I am trying to turn the Wikipedia CirrusSearch dump into Parquet backed dask dataframe indexed by title on a 450G 16-core GCP instance. CirrusSearch dumps come as a single json line formatted file. The English Wipedia dumps contain 5M recards and are 12G compressed & 90+G expanded. An important detail is that the records are not completely flat.
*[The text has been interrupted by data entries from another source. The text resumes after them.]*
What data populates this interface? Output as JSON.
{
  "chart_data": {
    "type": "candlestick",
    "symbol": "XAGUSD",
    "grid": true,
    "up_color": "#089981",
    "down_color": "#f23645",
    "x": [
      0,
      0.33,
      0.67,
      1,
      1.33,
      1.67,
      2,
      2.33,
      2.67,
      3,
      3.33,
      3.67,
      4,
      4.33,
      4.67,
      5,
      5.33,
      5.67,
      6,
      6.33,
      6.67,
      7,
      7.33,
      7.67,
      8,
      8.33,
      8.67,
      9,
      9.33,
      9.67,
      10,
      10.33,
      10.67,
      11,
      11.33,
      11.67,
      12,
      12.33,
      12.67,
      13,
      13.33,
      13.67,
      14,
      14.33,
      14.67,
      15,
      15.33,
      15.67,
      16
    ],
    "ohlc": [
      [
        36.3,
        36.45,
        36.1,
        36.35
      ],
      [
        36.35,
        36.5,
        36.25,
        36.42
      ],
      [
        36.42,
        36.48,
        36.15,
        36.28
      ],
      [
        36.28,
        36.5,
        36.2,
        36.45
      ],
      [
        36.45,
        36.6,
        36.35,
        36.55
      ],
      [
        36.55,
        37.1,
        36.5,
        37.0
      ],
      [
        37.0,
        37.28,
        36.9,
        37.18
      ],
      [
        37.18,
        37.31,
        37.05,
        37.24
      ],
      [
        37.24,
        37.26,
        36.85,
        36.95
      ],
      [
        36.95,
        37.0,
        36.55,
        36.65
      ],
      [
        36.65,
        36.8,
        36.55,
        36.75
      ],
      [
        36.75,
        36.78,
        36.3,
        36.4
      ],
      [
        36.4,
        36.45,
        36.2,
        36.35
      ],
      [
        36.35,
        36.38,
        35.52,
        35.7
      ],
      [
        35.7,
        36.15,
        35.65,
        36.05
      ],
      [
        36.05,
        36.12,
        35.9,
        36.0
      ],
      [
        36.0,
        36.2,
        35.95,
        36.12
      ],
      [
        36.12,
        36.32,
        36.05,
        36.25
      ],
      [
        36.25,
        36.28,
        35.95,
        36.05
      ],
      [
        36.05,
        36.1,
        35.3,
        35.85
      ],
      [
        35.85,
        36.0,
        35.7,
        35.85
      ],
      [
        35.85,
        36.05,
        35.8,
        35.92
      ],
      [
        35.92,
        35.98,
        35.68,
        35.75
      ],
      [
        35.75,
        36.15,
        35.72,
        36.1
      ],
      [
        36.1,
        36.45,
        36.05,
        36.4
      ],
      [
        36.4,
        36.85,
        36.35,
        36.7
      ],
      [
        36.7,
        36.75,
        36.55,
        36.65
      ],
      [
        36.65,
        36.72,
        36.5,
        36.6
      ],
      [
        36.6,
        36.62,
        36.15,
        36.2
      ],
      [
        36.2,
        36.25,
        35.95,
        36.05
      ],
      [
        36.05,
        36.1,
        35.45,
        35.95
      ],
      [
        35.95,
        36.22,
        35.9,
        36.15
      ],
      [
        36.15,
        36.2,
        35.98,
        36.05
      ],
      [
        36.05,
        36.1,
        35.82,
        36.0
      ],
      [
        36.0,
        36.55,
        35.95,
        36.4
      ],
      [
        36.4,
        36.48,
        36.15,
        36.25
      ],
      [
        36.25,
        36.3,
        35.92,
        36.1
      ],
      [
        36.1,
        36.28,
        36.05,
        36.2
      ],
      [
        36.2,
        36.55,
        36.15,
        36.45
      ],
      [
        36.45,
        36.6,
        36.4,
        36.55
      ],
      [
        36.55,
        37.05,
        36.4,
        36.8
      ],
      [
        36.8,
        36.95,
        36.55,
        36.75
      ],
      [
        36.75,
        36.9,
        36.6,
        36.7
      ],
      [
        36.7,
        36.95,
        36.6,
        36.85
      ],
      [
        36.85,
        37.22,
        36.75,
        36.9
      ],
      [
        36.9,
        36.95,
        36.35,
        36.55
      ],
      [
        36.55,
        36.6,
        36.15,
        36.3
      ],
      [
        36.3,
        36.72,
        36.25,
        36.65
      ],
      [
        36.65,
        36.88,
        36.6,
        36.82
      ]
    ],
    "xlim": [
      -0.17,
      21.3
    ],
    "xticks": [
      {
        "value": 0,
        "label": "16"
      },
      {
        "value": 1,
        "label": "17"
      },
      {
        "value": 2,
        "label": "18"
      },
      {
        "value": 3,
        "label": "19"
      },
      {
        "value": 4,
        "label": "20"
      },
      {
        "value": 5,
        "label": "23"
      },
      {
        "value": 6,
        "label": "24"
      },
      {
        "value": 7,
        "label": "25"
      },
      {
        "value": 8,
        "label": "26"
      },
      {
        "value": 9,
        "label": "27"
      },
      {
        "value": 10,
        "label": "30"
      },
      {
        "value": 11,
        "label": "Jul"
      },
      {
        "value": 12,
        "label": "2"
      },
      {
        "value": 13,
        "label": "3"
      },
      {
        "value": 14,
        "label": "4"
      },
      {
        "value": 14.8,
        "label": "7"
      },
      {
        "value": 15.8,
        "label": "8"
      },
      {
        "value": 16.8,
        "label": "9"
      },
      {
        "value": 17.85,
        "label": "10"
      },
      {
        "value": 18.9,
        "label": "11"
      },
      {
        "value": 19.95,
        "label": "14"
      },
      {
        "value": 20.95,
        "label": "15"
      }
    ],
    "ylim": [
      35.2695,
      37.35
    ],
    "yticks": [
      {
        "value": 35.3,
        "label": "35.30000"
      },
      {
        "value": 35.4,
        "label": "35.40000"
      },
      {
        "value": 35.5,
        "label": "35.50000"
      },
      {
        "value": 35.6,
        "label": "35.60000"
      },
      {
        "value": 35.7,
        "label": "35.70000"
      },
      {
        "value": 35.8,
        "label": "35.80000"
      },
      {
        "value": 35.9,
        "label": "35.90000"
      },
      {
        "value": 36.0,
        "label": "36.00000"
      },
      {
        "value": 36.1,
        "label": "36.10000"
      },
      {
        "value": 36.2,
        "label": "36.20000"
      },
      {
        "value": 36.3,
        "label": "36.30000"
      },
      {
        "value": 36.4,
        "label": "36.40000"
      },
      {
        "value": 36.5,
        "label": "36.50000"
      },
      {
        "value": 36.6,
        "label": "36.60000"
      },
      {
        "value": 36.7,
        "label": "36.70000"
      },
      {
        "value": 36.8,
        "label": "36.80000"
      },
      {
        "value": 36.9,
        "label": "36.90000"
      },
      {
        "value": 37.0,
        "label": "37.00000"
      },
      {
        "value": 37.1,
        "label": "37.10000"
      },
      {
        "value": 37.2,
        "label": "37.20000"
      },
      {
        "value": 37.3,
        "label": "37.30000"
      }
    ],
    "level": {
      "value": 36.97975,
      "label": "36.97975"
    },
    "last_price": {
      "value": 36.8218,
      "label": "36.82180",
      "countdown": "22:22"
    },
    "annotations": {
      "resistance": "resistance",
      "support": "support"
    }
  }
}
The simplest way to do this would be
import json
import dask
from dask import bag as db, dataframe as ddf
from toolz import curried as tz
from toolz.curried import operator as op
blocksize=2**24
npartitions='auto'
parquetopts=dict(engine='fastparquet', object_encoding='json')
lang = 'en'
wiki = 'wiki'
date = 20180625
path='./'
source = f'{path}{lang}{wiki}-{date}-cirrussearch-content.json'
(
db
.read_text(source, blocksize=blocksize)
.map(json.loads)
.filter(tz.flip(op.contains, 'title'))
.to_dataframe()
.set_index('title', npartitions=npartitions)
.to_parquet(f'{lang}{wiki}-{date}-cirrussearch.pq', **parquetopts)
)
The first problem is that with the default scheduler this utilizes only one core. That problem can be avoided by explictly using either the distributed or multiprocessing schedulers.
The bigger problem with all schedulers and settings I have tried is memory usage. It appears that dask tries to load the entire dataframe into memory when indexing. Even 450G is not enough RAM for this.
- How can I reduce the memory usage for this task?
- How can I estimate the minimum memory required without resorting to trial and error?
- Is there a better approach?